The Supreme Court blocked the Trump administration Thursday from going ahead with its plan, announced in 2017, to end a program called DACA that protects about 700,000 young immigrants known as Dreamers from deportation.
The ruling did not address the merits of the program or the decision to end it; the court ruled only on whether the administration had acted lawfully in trying. The White House is free to try again.
Still, the 5-4 ruling, with Chief Justice John Roberts joining with the court’s four more liberal justices, was a significant setback for President Donald Trump, who had promised in his election campaign to “immediately terminate” the program.
Here’s what DACA, or the Deferred Action for Childhood Arrivals program, is all about.
What is DACA?
The program was introduced in 2012 by President Barack Obama as a stopgap measure to shield from deportation people who were brought into the United States as children and did not have citizenship or legal residency status. The protection lasts for two years at a time and is renewable. The program does not provide a pathway to citizenship.
Participation in the program comes with a range of benefits. Along with permission to remain in the country, recipients can also get work permits and can obtain health insurance from employers who offer it.
The ability to work legally has also allowed them to pay for school, pursue higher education and, in some states, to obtain driver’s licenses. They can qualify for in-state tuition and state-funded educational grants and loans in some states. Depending on where they live, they may also qualify for state-subsidized health insurance.
Where does DACA stand now?
Since the Trump administration moved to end it in 2017, no new applications have been accepted, but immigrant advocates have managed to keep it partially alive for existing participants through legal challenges. Lower courts have decided that people who already have protected status would be able to renew it until the Supreme Court issued a final ruling.
The court’s decision Thursday maintains that status quo. The Trump administration must now either give up trying to end DACA, or else provide a lower court with a more robust justification for ending it than it has offered so far. That process is likely to take many months, putting the administration’s assault on the program in limbo until after the November election.
Who are the Dreamers?
DACA recipients are often referred to as Dreamers, after a similar piece of legislation called the Dream Act, which was introduced in 2001 and would have given its beneficiaries a path to U.S. citizenship as well as protection from deportation.
On average, people shielded by DACA are now in their mid-20s; the oldest are in their late 30s. The vast majority were brought to the United States from Mexico, although many others were born in Central or South America, Asia or the Caribbean.

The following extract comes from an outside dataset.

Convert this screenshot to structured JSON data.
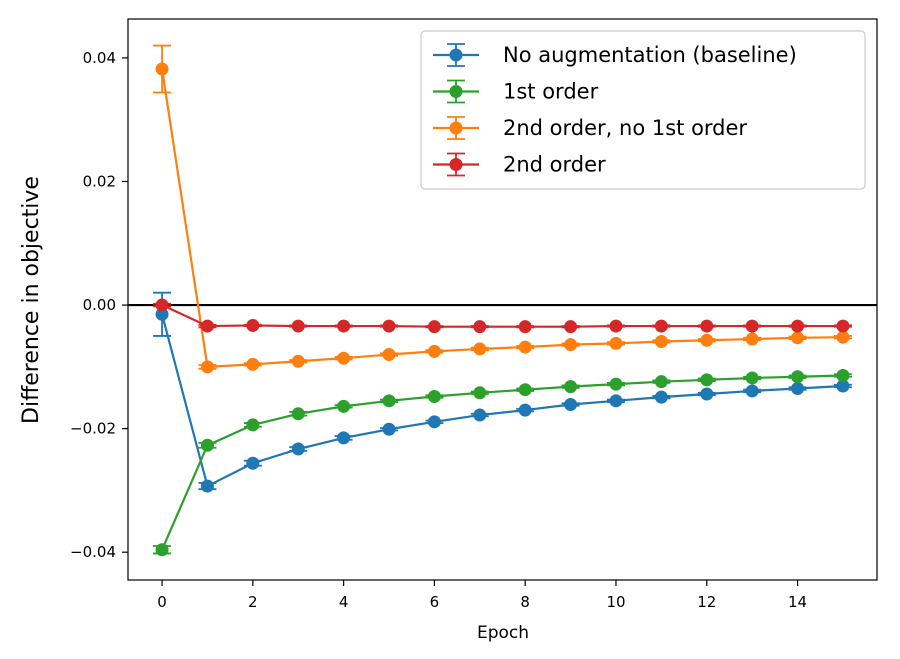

To qualify, an applicant had to be enrolled in high school or already have a diploma or GED, or have served in the military. Contrary to what Trump has said, people with serious criminal histories (meaning a felony or serious misdemeanor conviction, or three convictions for any type of misdemeanor) are not eligible.
Why was the DACA program begun?
Obama created it through an executive order in 2012 after more than a decade of failed negotiations in Congress over how to deal with the Dreamers. The Dream Act was never passed, but it gained widespread support among voters and, at various points, in each house of Congress.
Why is Trump trying to eliminate it?
After equivocating publicly over the program, Trump announced in 2017 that he would end DACA after nine conservative state attorneys general with hard-line views on immigration threatened to sue him, arguing that Obama had overreached his authority in creating it. Trump called on Congress to come up with a replacement.
His rescission order offered only the overreach argument, not any other reason for scrapping the program. The Supreme Court ruled Thursday that it was not legally sufficient.